Boy, 7, crushed to death by elevator on first day of family vacation hours after arriving at $14k-a-week rental

A TRAGEDY unfolded when a seven-year-old boy was trapped between the elevator doors of his family's luxury vacation home in North Carolina.

Officials said the boy's head and neck were crushed by the elevator, which had an accordion gate inside the outer door of the home elevator.

Emergency responders were called to the vacation home at about 6.40pm Sunday evening in response to a report that a child was trapped in the elevator.

EMS found the boy trapped between the elevator car and the elevator shaft inside the Franklyn Street home in the Corolla Light neighborhood.

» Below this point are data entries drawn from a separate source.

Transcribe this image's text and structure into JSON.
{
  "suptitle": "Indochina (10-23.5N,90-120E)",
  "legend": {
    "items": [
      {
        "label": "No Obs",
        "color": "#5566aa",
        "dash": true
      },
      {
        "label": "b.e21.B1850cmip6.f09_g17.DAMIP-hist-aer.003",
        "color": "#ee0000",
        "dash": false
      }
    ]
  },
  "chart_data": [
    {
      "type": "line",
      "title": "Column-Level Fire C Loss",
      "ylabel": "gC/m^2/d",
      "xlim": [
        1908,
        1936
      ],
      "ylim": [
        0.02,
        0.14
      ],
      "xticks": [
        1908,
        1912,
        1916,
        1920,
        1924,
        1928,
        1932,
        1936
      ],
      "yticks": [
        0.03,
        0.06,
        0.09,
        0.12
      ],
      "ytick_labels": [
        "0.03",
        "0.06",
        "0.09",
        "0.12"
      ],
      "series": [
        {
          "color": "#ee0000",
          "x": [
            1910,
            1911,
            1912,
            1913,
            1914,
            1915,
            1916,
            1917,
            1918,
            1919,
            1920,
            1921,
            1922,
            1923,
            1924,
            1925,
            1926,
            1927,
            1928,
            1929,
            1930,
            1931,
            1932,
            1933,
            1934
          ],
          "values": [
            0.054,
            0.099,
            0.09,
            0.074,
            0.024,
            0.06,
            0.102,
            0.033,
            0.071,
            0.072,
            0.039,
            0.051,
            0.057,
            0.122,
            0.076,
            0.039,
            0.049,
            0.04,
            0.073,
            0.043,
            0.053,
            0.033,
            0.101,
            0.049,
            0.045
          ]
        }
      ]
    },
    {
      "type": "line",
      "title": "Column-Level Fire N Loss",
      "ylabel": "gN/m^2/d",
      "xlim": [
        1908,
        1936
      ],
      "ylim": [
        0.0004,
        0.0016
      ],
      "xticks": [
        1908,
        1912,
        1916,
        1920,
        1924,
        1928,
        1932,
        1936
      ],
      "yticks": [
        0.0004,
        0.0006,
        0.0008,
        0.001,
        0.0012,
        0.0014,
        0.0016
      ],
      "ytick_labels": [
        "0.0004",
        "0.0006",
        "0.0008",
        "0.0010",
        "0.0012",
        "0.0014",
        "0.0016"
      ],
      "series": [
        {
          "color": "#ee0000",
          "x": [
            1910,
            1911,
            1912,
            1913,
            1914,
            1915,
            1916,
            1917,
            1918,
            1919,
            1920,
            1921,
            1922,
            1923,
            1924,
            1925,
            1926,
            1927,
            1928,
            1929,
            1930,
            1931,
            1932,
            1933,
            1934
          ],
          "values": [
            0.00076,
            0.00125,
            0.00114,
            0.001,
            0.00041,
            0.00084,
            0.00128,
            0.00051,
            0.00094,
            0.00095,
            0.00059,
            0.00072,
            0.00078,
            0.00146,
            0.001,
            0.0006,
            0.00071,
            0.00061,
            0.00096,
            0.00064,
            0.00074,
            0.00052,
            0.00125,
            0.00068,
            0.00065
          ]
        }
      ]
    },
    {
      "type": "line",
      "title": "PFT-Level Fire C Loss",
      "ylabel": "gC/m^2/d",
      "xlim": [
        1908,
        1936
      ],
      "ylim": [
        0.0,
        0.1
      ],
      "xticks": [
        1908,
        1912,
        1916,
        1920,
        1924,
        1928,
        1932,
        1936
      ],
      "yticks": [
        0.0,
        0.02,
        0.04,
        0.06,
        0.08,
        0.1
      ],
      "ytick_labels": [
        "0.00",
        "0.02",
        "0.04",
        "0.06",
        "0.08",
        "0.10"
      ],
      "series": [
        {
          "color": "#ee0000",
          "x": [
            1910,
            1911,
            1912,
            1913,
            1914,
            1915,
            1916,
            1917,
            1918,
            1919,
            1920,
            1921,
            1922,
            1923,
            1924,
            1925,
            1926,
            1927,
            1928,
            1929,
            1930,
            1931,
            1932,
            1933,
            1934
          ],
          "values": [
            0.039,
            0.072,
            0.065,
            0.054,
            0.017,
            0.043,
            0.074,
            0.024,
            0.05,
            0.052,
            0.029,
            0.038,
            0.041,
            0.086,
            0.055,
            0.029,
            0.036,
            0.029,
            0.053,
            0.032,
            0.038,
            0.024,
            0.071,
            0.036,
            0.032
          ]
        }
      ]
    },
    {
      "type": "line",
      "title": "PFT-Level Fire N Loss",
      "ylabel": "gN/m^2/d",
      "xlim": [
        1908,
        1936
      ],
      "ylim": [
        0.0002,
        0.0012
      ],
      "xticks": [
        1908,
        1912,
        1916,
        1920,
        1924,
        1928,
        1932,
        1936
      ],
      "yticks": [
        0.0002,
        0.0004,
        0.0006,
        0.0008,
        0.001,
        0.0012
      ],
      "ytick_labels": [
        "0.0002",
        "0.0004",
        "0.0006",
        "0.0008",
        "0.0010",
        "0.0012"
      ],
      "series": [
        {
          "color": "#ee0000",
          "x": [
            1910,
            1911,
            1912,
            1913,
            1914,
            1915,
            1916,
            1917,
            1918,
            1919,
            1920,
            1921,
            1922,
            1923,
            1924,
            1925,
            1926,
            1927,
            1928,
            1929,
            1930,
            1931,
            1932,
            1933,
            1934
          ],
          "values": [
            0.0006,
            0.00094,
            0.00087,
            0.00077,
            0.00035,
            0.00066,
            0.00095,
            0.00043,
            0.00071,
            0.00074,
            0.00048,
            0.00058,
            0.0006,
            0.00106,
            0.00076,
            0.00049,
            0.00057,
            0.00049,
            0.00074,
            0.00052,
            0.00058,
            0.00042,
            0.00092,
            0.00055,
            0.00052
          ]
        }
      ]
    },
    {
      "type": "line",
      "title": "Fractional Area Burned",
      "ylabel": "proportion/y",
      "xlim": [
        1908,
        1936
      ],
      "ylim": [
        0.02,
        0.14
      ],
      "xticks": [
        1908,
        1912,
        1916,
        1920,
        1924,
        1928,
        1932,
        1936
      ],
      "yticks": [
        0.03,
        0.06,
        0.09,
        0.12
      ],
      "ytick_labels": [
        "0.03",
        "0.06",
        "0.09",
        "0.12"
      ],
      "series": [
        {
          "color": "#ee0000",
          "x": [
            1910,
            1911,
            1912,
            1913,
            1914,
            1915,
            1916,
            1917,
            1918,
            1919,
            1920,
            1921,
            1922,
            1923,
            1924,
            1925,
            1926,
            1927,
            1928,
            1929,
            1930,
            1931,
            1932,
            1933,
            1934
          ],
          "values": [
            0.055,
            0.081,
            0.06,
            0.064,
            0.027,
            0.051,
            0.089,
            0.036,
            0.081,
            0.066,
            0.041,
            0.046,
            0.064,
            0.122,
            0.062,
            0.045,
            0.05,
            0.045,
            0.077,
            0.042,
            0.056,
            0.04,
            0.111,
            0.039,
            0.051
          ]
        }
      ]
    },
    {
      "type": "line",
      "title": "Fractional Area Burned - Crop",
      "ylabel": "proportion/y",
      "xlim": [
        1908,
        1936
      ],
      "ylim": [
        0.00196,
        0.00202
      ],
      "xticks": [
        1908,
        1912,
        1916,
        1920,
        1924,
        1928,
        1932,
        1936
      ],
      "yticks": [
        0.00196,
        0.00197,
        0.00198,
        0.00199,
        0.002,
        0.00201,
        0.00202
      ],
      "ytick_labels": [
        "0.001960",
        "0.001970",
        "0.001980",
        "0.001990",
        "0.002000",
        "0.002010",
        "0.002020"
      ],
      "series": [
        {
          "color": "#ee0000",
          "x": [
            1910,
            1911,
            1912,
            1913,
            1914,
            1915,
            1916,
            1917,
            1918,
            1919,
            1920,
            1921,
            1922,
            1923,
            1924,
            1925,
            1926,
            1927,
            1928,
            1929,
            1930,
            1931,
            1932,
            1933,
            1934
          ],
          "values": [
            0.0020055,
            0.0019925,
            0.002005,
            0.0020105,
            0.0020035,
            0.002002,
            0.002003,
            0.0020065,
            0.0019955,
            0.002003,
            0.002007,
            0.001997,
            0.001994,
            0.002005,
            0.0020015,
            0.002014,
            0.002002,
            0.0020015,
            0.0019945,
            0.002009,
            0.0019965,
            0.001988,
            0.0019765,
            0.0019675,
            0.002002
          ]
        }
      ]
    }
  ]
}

The child, who was from Canton, Ohio, could not be resuscitated and was pronounced dead at the scene, officials. said.

"It's just such a terrible tragedy," Corolla Fire Chief Rich Shortway said.

It was the first day of the family's vacation at the luxury North Carolina home in Outer Banks, which rents for about $14,000 per week.

The boy's death has been ruled an accident by the Cuttrick County Sheriff's Office, according to the Coastland Times.

"We are not sure exactly how it happened," Cuttrick County Fire-EMS Chief Ralph Melton said.

"The child was entrapped in the doors," Melton went on. "We were able to free him, but his head and neck were crushed by the elevator, and he died as a result of traumatic injuries sustained in the elevator mishap Sunday night."

Melton added that there have been close calls with elevators like this one, but this was the first fatality.

While North Carolina's Department of Labor regulates commercial and public building elevator inspections, private resident elevators are not regulated.

The Washington Post reported that between 1981 and 2019, at least eight children have died and two have been seriously injured by being trapped in an elevator.

Some elevator industry experts insist the number is much higher, the Post found.

The Consumer Product Safety Commission has issued warnings about the "deadly gap between doors of home elevators" and suggested using a space guard or electronic monitoring device to prevent children from getting trapped.

However, when federal regulators pushed for improvements, they faced resistance from elevator manufacturers, who argued the problem was complicated, overblown in some cases, and ultimately not their responsibility.

The CPSC opted not to issue an elevator recall but did publish a safety warning that was distributed to governors nationwide.

"CPSC is aware of several tragic incidents in which children became entrapped between the doors leading to death, serious fractures, traumatic asphyxia, and lifelong injuries,” the agency said in a 2019 warning.